Sleeve Notes from the remastered CD release
The Fine Art of Surfacing - David Fricke


The ten songs on the Boomtown Rats' 1979 album, The Fine Art of Surfacing, have everything to do with America. It's right there in the title: the thrill of invasion, the struggle for air, the adventure gone sour. But the story actually starts in December, 1978, in the magnificent grime of the Glasgow Apollo, where I saw what I thought was the future of the Rats in the States. And it was huge.

Bob Geldof, Pete Briquette, Simon Crowe, Gerry Cott, Garry Roberts and pyjama-clad Johnny Fingers were touring the U.K. like they owned it, which they did that season. I was along for the frenzy, the lone survivor of a pack of U.S. writers who had come to see the Rats in London, then gone home. In the two years before they took the Apollo stage that night, the band had captured Britain with an Irish vengeance, driving the nation to joy with two hit LPs, a run of killer singles including the Number One tenement opera 'Rat Trap' and the best live show in the isles. In London, I'd seen everything the Rats had to make the States go green as well: the songs, with those take-no-prisoners choruses; the pop brains inside the punk bravado and glam-guitar firepower; Geldof's unstoppable combo of mighty mouth and ringleader magnetism.

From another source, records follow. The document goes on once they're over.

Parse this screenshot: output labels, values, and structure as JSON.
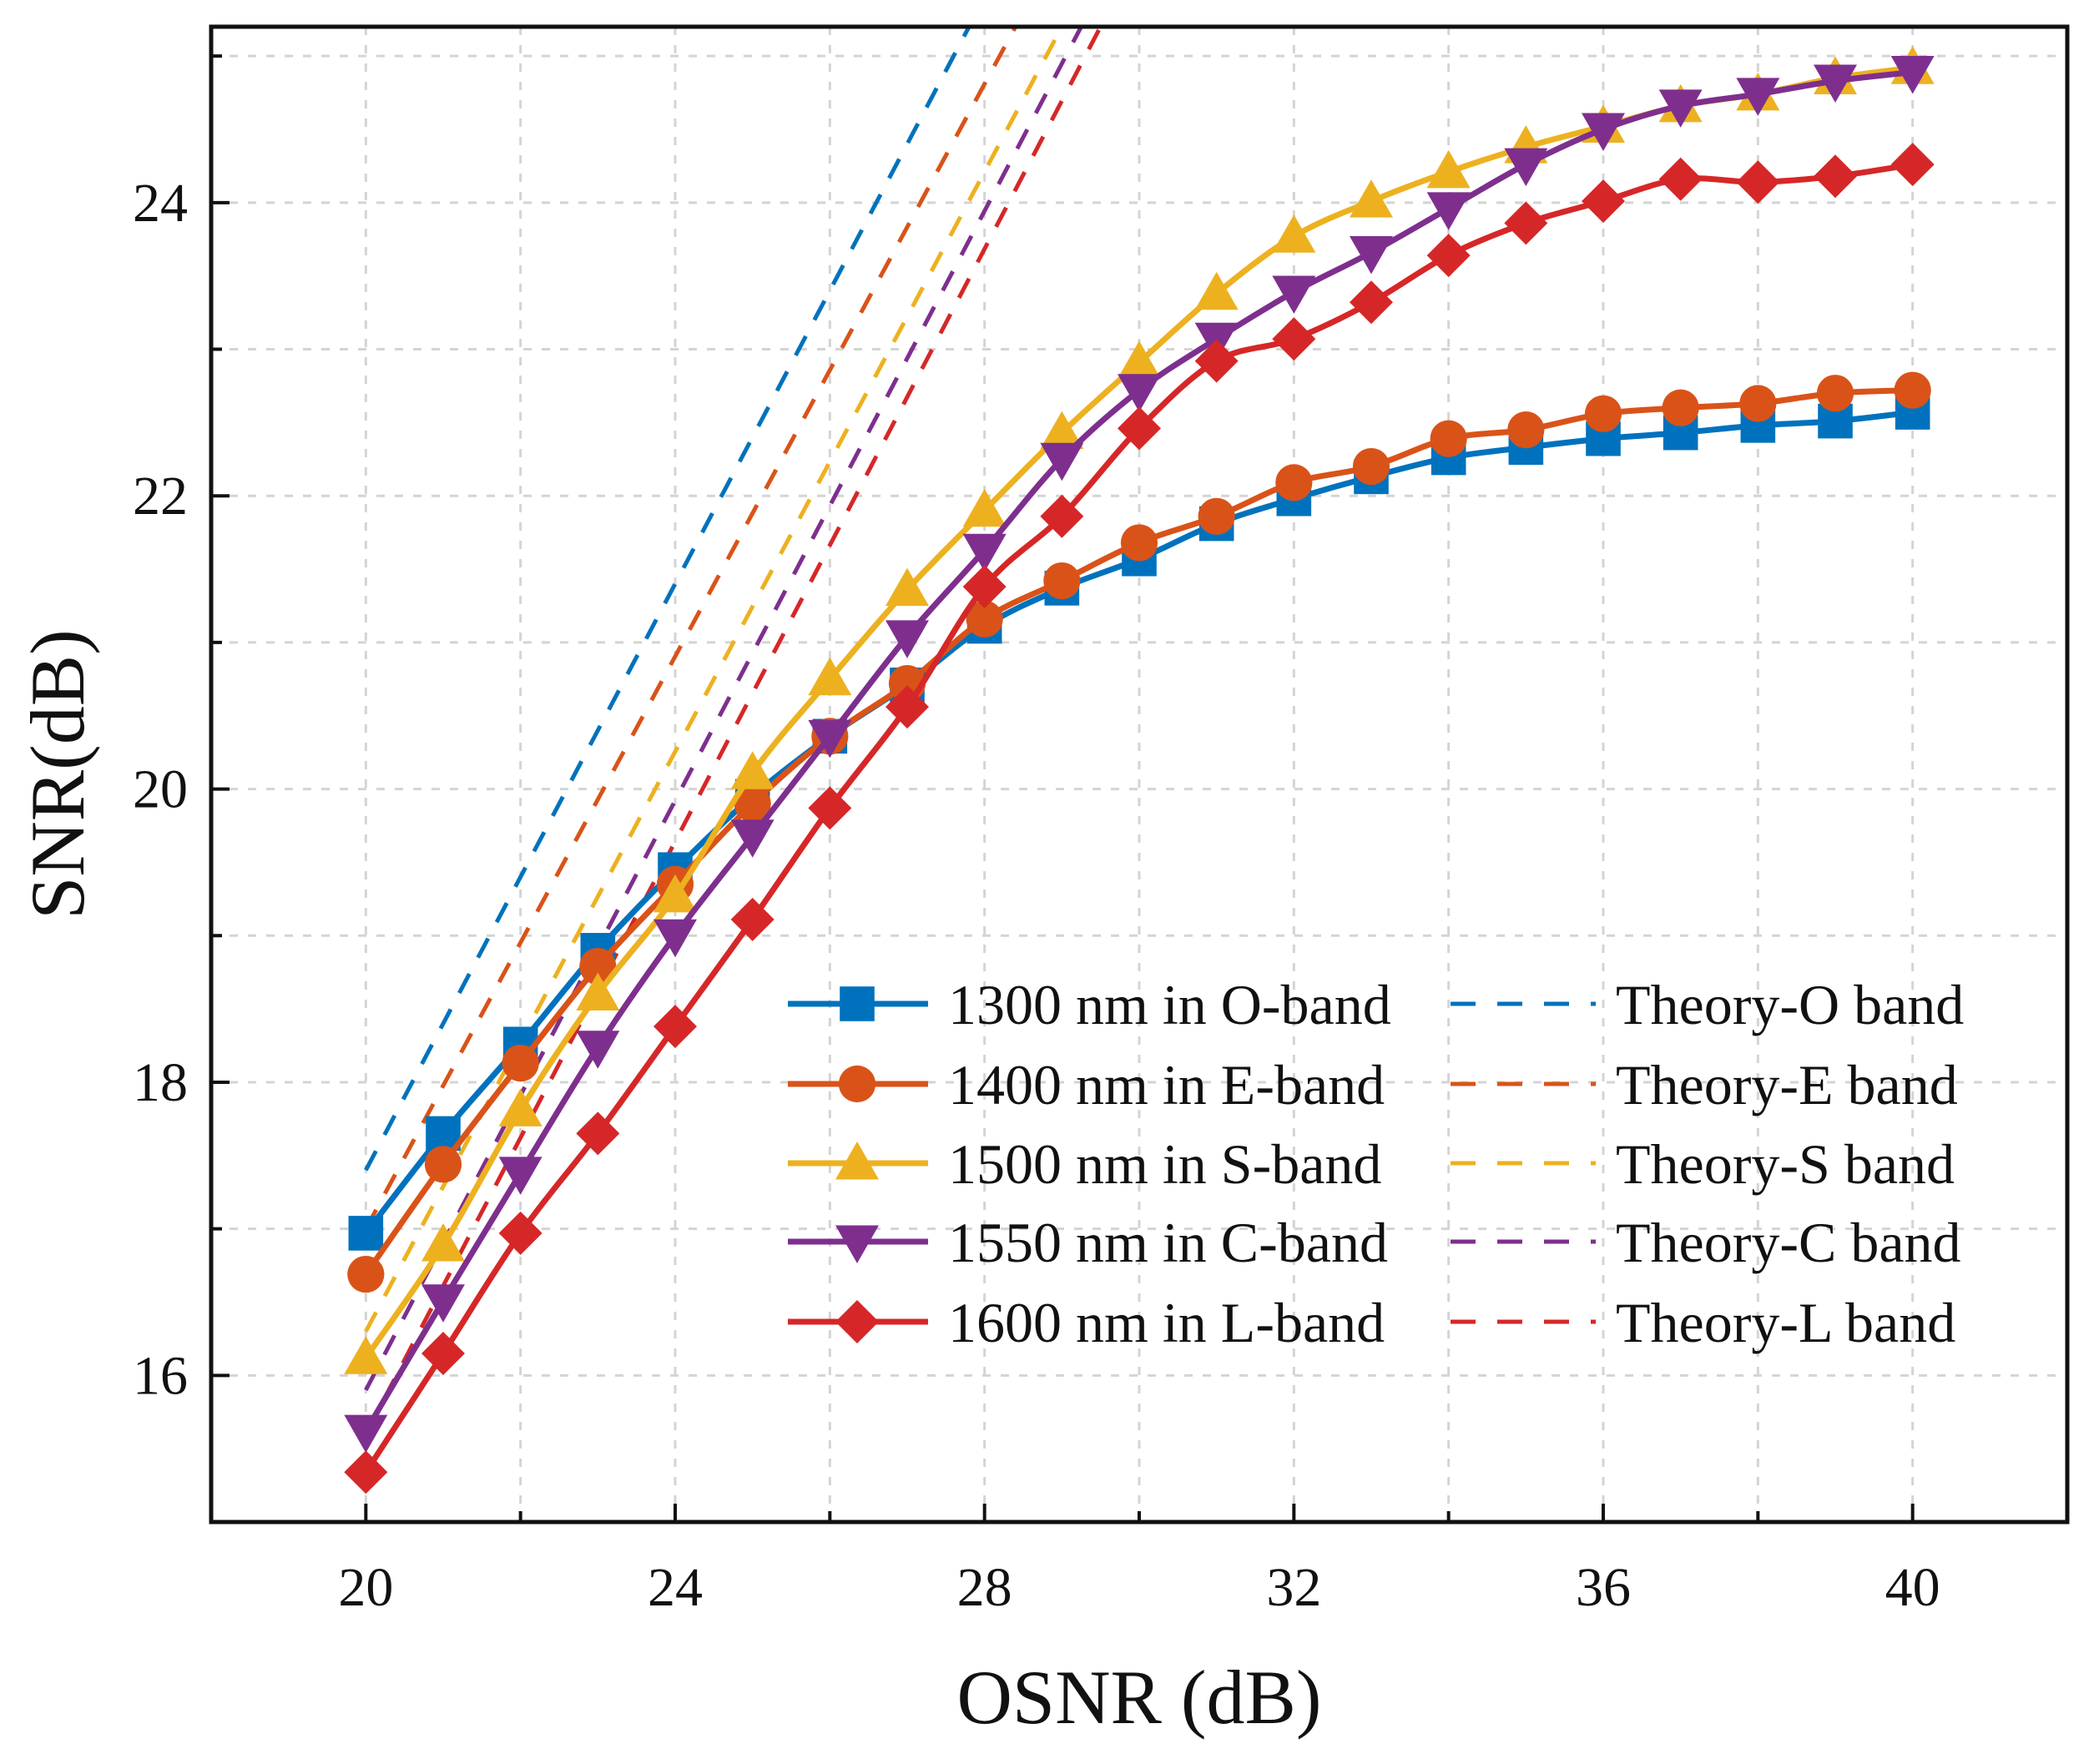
{
  "chart_data": {
    "type": "line",
    "title": "",
    "xlabel": "OSNR (dB)",
    "ylabel": "SNR(dB)",
    "xlim": [
      18,
      42
    ],
    "ylim": [
      15.0,
      25.2
    ],
    "xticks": [
      20,
      24,
      28,
      32,
      36,
      40
    ],
    "yticks": [
      16,
      18,
      20,
      22,
      24
    ],
    "grid": true,
    "legend_position": "bottom-right",
    "x": [
      20,
      21,
      22,
      23,
      24,
      25,
      26,
      27,
      28,
      29,
      30,
      31,
      32,
      33,
      34,
      35,
      36,
      37,
      38,
      39,
      40
    ],
    "series": [
      {
        "name": "1300 nm in O-band",
        "color": "#0072BD",
        "marker": "square",
        "values": [
          16.97,
          17.65,
          18.26,
          18.9,
          19.45,
          19.95,
          20.36,
          20.71,
          21.11,
          21.37,
          21.57,
          21.81,
          21.98,
          22.13,
          22.26,
          22.33,
          22.39,
          22.43,
          22.48,
          22.51,
          22.57
        ]
      },
      {
        "name": "1400 nm in E-band",
        "color": "#D95319",
        "marker": "circle",
        "values": [
          16.69,
          17.44,
          18.13,
          18.79,
          19.35,
          19.9,
          20.36,
          20.72,
          21.16,
          21.42,
          21.68,
          21.86,
          22.09,
          22.2,
          22.39,
          22.45,
          22.56,
          22.6,
          22.63,
          22.7,
          22.72
        ]
      },
      {
        "name": "1500 nm in S-band",
        "color": "#EDB120",
        "marker": "triangle-up",
        "values": [
          16.12,
          16.89,
          17.81,
          18.6,
          19.27,
          20.11,
          20.75,
          21.36,
          21.9,
          22.43,
          22.91,
          23.38,
          23.77,
          24.01,
          24.21,
          24.38,
          24.52,
          24.66,
          24.74,
          24.85,
          24.92
        ]
      },
      {
        "name": "1550 nm in C-band",
        "color": "#7E2F8E",
        "marker": "triangle-down",
        "values": [
          15.62,
          16.51,
          17.38,
          18.24,
          19.0,
          19.68,
          20.36,
          21.04,
          21.63,
          22.25,
          22.72,
          23.07,
          23.39,
          23.66,
          23.96,
          24.26,
          24.5,
          24.66,
          24.74,
          24.83,
          24.89
        ]
      },
      {
        "name": "1600 nm in L-band",
        "color": "#D62728",
        "marker": "diamond",
        "values": [
          15.34,
          16.15,
          16.97,
          17.65,
          18.38,
          19.11,
          19.87,
          20.56,
          21.38,
          21.86,
          22.46,
          22.92,
          23.07,
          23.32,
          23.64,
          23.86,
          24.01,
          24.16,
          24.14,
          24.18,
          24.26
        ]
      }
    ],
    "theory_series": [
      {
        "name": "Theory-O band",
        "color": "#0072BD",
        "x": [
          20,
          27.8
        ],
        "values": [
          17.4,
          25.2
        ]
      },
      {
        "name": "Theory-E band",
        "color": "#D95319",
        "x": [
          20,
          28.4
        ],
        "values": [
          17.0,
          25.2
        ]
      },
      {
        "name": "Theory-S band",
        "color": "#EDB120",
        "x": [
          20,
          29.0
        ],
        "values": [
          16.3,
          25.2
        ]
      },
      {
        "name": "Theory-C band",
        "color": "#7E2F8E",
        "x": [
          20,
          29.25
        ],
        "values": [
          15.9,
          25.2
        ]
      },
      {
        "name": "Theory-L band",
        "color": "#D62728",
        "x": [
          20,
          29.5
        ],
        "values": [
          15.6,
          25.2
        ]
      }
    ]
  }
}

But I was in Glasgow for another reason: Geldof wanted me to see the Rats defy the laws of physics. Earlier that day, Fingers - in his sleepwear, of course - took me up to the Apollo balcony to show me how to shake it. Looming over the stalls, without any pillars beneath for structural support, the balcony was, Fingers said, famous for bending as much as three feet in the middle, under the stomping heels of a packed, out-of-its-mind audience. Geldof gave me a demonstration at showtime.

'Some American journalists came to see us in London,' he told the howling Scots. 'But we told them the real gig was here in Glasgow. One of them is here tonight, so show him what you can do, Glasgow. I want to see that balcony move, 'cause if it don't, we're fucked.' Then as the Rats hit the tick-tock intro of 'Like Clockwork,' the balcony army jumped as one, literally making the Apollo quake in time to the Rats. I was no longer just impressed by the band. I was a believer. 'I dig the Rats,' Geldof declared to me proudly at one point. 'If I wasn't in the band, I'd go see them every night.' I figured the rest of America would feel the same way.

Five months later, in New York, I saw that future go up in smoke. At the Palladium on East 14th Street, in front of a full house waiting to see if the Rats were truly the Next Big Thing, Geldof introduced 'Rat Trap' with his signature blarney. First, he noted that 'Rat Trap' was the only Rats song on U.S. radio because DJs thought it sounded like Bruce Springsteen. 'But I want you to know,' Geldof added with a loaded chuckle and cod gravitas and in a US DJ accent, 'that Bruce Springsteen couldn't write a song half as good as this if he tried.'  That laugh should have been a dead giveaway; I knew he was kidding. Nobody else did.